Microsoft is mad because Google is trying to finalize a deal that would give it a monopoly over the right to make digital copies of orphan books. But Microsoft is apparently in talks with News Corp. to obtain a monopoly over the right to make digital copies of News Corp's websites. News Corp. is mad because its content isn't making as much money as Rupert Murdoch wants it to. So his plan is to charge money for something nobody pays for -- the right to search and index websites. Murdoch hopes Microsoft is mad enough at Google to write a giant check for something everyone gets for free.
So where does all the madness lead? Nowhere.
The reason nobody pays for the right to index websites is because the law lets you do it for free. Yes, indexing typically involves making entire copies of websites, and yes that's something that might ordinarily create a copyright problem. But if you're making a copy of something for a good reason -- one that has a new and important purpose that adds value and functionality to the world -- and you're not undermining the underlying value of the thing you're copying, then copyright law will usually let you make that copy. It's called fair use. Here in the Ninth Circuit, we've thrashed out the fair use issue as it regards search engines, albeit primarily in the context of image search. The punchline is that copying content to facilitate search functionality is protected by fair use. That rule makes good sense. It creates immense social value by making it easier to sort through incomprehensibly vast quantities of information to find what you need in seconds.
Sometimes people get distracted, and think search engines can only crawl websites by permission, and that permission is provided (or withheld) by the robots.txt file. That's the file that tells search engines they can (or can't) index this site. Search engines have typically respected this "flag" but that doesn't mean they have to. But then again the fact they don't have to doesn't mean they won't. In fact, they'll probably continue to do so. That's because nobody is going to be crazy enough to start the doomsday machine Rupert Murdoch says he's ready to start.

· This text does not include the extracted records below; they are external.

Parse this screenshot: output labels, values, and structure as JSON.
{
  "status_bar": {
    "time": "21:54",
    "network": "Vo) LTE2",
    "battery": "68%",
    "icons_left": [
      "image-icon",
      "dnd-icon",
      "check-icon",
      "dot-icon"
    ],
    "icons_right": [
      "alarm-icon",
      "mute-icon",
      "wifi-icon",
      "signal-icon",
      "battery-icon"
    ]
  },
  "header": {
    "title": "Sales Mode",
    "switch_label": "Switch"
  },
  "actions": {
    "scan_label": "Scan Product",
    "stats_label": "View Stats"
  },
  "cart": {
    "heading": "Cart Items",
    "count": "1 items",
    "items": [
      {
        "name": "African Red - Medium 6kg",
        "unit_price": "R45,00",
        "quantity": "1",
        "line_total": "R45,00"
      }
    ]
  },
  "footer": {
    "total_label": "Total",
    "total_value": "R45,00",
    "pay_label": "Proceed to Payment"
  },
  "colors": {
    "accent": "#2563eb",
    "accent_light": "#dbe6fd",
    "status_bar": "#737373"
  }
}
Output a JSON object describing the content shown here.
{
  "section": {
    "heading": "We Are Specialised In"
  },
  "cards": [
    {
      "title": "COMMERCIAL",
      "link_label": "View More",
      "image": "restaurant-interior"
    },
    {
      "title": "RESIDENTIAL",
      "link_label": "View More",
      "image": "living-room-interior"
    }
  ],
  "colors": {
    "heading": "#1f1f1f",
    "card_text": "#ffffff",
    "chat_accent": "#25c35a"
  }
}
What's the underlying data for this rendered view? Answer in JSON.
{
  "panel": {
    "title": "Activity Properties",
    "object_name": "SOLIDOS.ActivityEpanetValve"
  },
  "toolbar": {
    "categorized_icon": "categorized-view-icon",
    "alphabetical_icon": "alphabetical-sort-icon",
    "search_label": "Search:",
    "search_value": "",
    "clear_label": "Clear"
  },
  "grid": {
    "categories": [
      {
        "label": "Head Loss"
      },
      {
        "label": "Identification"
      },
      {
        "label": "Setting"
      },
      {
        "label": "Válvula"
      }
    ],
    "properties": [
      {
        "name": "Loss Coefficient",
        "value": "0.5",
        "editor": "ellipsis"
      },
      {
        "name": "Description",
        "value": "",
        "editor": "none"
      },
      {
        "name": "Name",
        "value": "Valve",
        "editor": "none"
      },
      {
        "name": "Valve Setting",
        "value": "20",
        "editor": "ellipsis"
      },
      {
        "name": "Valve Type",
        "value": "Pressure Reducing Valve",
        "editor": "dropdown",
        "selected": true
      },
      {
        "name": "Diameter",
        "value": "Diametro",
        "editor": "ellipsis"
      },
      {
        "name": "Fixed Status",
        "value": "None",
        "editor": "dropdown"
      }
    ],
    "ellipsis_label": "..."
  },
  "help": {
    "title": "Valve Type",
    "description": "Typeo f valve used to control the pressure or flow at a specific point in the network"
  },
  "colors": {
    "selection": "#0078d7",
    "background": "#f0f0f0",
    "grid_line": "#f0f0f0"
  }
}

Murdoch might be mad enough to tell Google it can't crawl his sites, even if that means a drastic loss in traffic. But he can only hope to recoup that loss if Microsoft is mad enough to pay for something it appears to have the right to get for free. Is that going to happen? I doubt it. Microsoft isn't so much mad at Google as it is jealous of its immensely profitable search business. But what happens to the search business if every website becomes convinced its entitled to charge every search engine for the right to crawl and index it? Well, lots of things. Most are bad for everybody. But they're particularly bad for the search engines. They will end up paying fees every time they crawl. (Or paying even bigger fees to lawyers to fight about this prospect.) And this will add up. Big time, site by site.
It's hard to imagine Microsoft will help destroy the profitability of the search business it covets. But even if Microsoft is mad enough at Google to take that road, where will it lead?
There might be a big fight. Google and other search engines might crawl anyway, on the strength of its fair use rights. The case would undoubtedly take years to sort out. In the meantime, Microsoft would wonder if it's paying truckloads of cash for something that's really free.
Or maybe there wouldn't be a big fight. Google and other search engines might respect the flag. Then what? Revolt, I imagine. Users will hate a system where they have to use one search engine to access one source of content, a difference search engine to access another source, and have to keep track of which is which along the way. And they will hate Microsoft for helping to create that system. News Corp. might not like the fallout, either. I can see all sorts of boycotts.
So Microsoft can start paying for things everybody gets for free, and take the risk of either paying a huge price that turn out to be free or alienating a huge swath of customers. Sweet deal. Is anyone mad enough to do that? I guess we'll see.